Woooowwwww. The Beatles are absolutely spectacular in their original mono. It's not even close. It's such a rush to hear all the instruments all in one place, instead of being panned off to one speaker or another. I've never really liked that '60s stereo sound; more gimmick than anything. Jimi Hendrix and Led Zeppelin were the true stereo rock pioneers, I believe. The Beatles, however, focused on monaural for nearly their entire career, right up to The While Album in 1968.
To my ears, Magical Mystery Tour and The White Album sound excellent in stereo. There's a greater attempt to work within the stereo domain, instead of simply shuffling instruments to one channel and vocals to the other. That was the great crime against the earlier Beatles albums, and they sound soooooo much better in mono. I'm listening to Revolver and Rubber Soul, and for the very first time, I'm digging The Beatles as a rock band. Not a musically diverse pop group, but rock in the full, modern sense. Those albums knock your socks off the way The Rolling Stones and The Who knock you around.

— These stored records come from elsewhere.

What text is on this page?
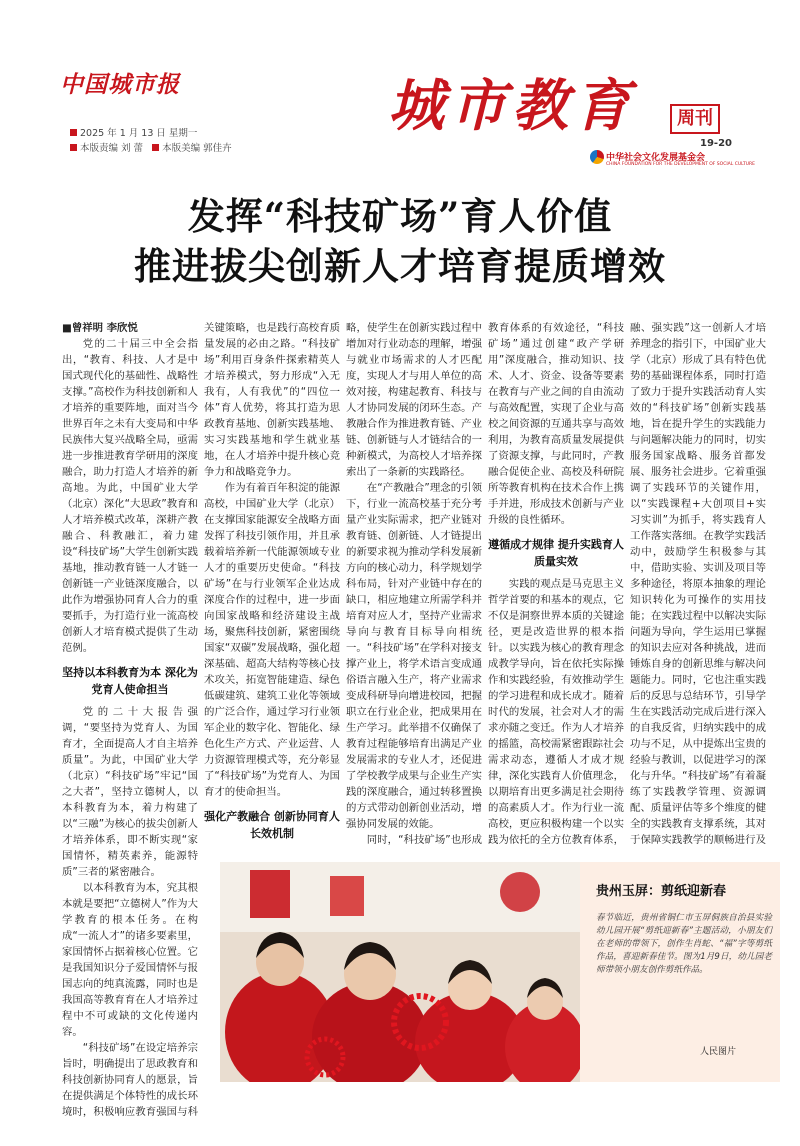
中国城市报
2025 年 1 月 13 日 星期一
本版责编 刘 蕾 本版美编 郭佳卉
城市教育	周刊
19-20
中华社会文化发展基金会
CHINA FOUNDATION FOR THE DEVELOPMENT OF SOCIAL CULTURE
发挥“科技矿场”育人价值
推进拔尖创新人才培育提质增效

■曾祥明 李欣悦

党的二十届三中全会指出，“教育、科技、人才是中国式现代化的基础性、战略性支撑。”高校作为科技创新和人才培养的重要阵地，面对当今世界百年之未有大变局和中华民族伟大复兴战略全局，亟需进一步推进教育学研用的深度融合，助力打造人才培养的新高地。为此，中国矿业大学（北京）深化“大思政”教育和人才培养模式改革，深耕产教融合、科教融汇，着力建设“科技矿场”大学生创新实践基地，推动教育链一人才链一创新链一产业链深度融合，以此作为增强协同育人合力的重要抓手，为打造行业一流高校创新人才培育模式提供了生动范例。

坚持以本科教育为本 深化为党育人使命担当

党的二十大报告强调，“要坚持为党育人、为国育才，全面提高人才自主培养质量”。为此，中国矿业大学（北京）“科技矿场”牢记“国之大者”，坚持立德树人，以本科教育为本，着力构建了以“三融”为核心的拔尖创新人才培养体系，即不断实现“家国情怀，精英素养，能源特质”三者的紧密融合。

以本科教育为本，究其根本就是要把“立德树人”作为大学教育的根本任务。在构成“一流人才”的诸多要素里，家国情怀占据着核心位置。它是我国知识分子爱国情怀与报国志向的纯真流露，同时也是我国高等教育育在人才培养过程中不可或缺的文化传递内容。

“科技矿场”在设定培养宗旨时，明确提出了思政教育和科技创新协同育人的愿景，旨在提供满足个体特性的成长环境时，积极响应教育强国与科

关键策略，也是践行高校育质量发展的必由之路。“科技矿场”利用百身条件探索精英人才培养模式，努力形成“入无我有，人有我优”的“四位一体”育人优势，将其打造为思政教育基地、创新实践基地、实习实践基地和学生就业基地，在人才培养中提升核心竞争力和战略竞争力。

作为有着百年积淀的能源高校，中国矿业大学（北京）在支撑国家能源安全战略方面发挥了科技引领作用，并且承载着培养新一代能源领域专业人才的重要历史使命。“科技矿场”在与行业领军企业达成深度合作的过程中，进一步面向国家战略和经济建设主战场，聚焦科技创新，紧密围绕国家“双碳”发展战略，强化超深基础、超高大结构等核心技术攻关，拓宽智能建造、绿色低碳建筑、建筑工业化等领域的广泛合作，通过学习行业领军企业的数字化、智能化、绿色化生产方式、产业运营、人力资源管理模式等，充分彰显了“科技矿场”为党育人、为国育才的使命担当。

强化产教融合 创新协同育人长效机制

略，使学生在创新实践过程中增加对行业动态的理解，增强与就业市场需求的人才匹配度，实现人才与用人单位的高效对接，构建起教育、科技与人才协同发展的闭环生态。产教融合作为推进教育链、产业链、创新链与人才链结合的一种新模式，为高校人才培养探索出了一条新的实践路径。

在“产教融合”理念的引领下，行业一流高校基于充分考量产业实际需求，把产业链对教育链、创新链、人才链提出的新要求视为推动学科发展新方向的核心动力，科学规划学科布局，针对产业链中存在的缺口，相应地建立所需学科并培育对应人才，坚持产业需求导向与教育目标导向相统一。“科技矿场”在学科对接支撑产业上，将学术语言变成通俗语言融入生产，将产业需求变成科研导向增进校园，把握职立在行业企业，把成果用在生产学习。此举措不仅确保了教育过程能够培育出满足产业发展需求的专业人才，还促进了学校教学成果与企业生产实践的深度融合，通过转移置换的方式带动创新创业活动，增强协同发展的效能。

同时，“科技矿场”也形成

教育体系的有效途径，“科技矿场”通过创建“政产学研用”深度融合，推动知识、技术、人才、资金、设备等要素在教育与产业之间的自由流动与高效配置，实现了企业与高校之间资源的互通共享与高效利用，为教育高质量发展提供了资源支撑，与此同时，产教融合促使企业、高校及科研院所等教育机构在技术合作上携手并进，形成技术创新与产业升级的良性循环。

遵循成才规律 提升实践育人质量实效

实践的观点是马克思主义哲学首要的和基本的观点，它不仅是洞察世界本质的关键途径，更是改造世界的根本指针。以实践为核心的教育理念成教学导向，旨在依托实际操作和实践经验，有效推动学生的学习进程和成长成才。随着时代的发展，社会对人才的需求亦随之变迁。作为人才培养的摇篮，高校需紧密跟踪社会需求动态，遵循人才成才规律，深化实践育人价值理念，以期培育出更多满足社会期待的高素质人才。作为行业一流高校，更应积极构建一个以实践为依托的全方位教育体系，

融、强实践”这一创新人才培养理念的指引下，中国矿业大学（北京）形成了具有特色优势的基础课程体系，同时打造了致力于提升实践活动育人实效的“科技矿场”创新实践基地，旨在提升学生的实践能力与问题解决能力的同时，切实服务国家战略、服务首都发展、服务社会进步。它着重强调了实践环节的关键作用，以“实践课程+大创项目+实习实训”为抓手，将实践育人工作落实落细。在教学实践活动中，鼓励学生积极参与其中，借助实验、实训及项目等多种途径，将原本抽象的理论知识转化为可操作的实用技能；在实践过程中以解决实际问题为导向，学生运用已掌握的知识去应对各种挑战，进而锤炼自身的创新思维与解决问题能力。同时，它也注重实践后的反思与总结环节，引导学生在实践活动完成后进行深入的自我反省，归纳实践中的成功与不足，从中提炼出宝贵的经验与教训，以促进学习的深化与升华。“科技矿场”有着凝练了实践教学管理、资源调配、质量评估等多个维度的健全的实践教育支撑系统，其对于保障实践教学的顺畅进行及

贵州玉屏：剪纸迎新春
春节临近，贵州省铜仁市玉屏侗族自治县实验幼儿园开展“剪纸迎新春”主题活动，小朋友们在老师的带领下，创作生肖蛇、“福”字等剪纸作品，喜迎新春佳节。图为1月9日，幼儿园老师带领小朋友创作剪纸作品。
人民图片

Mono LPs enable stronger bass and drums, thanks to the grooves. This is one serious weakness of stereo, as any sound engineer will gladly tell you. You simply can't crank the bass volume too high, or that turntable needle will pop out. For this reason, mono records very often have more bite and growl in the low end. And you can hear that on the mono Beatles albums.
It's also a marvel to contemplate the skill and genius required to create layer after layer sound, and have it all come out of one sound channel. It's stunning to realize that 2- and 4-track technology was cutting edge in the 1960s. Just listen to Revolver or Magical Mystery Tour in mono, and just be amazed. George Martin and the EMI engineers were bloody brilliant.
Oh, and mono Sgt Pepper's Lonely Hearts Club Band is the greatest album ever created. But you should already know that.
Do whatever you can to get these 2009 mono remasters. They are absolutely spectacular.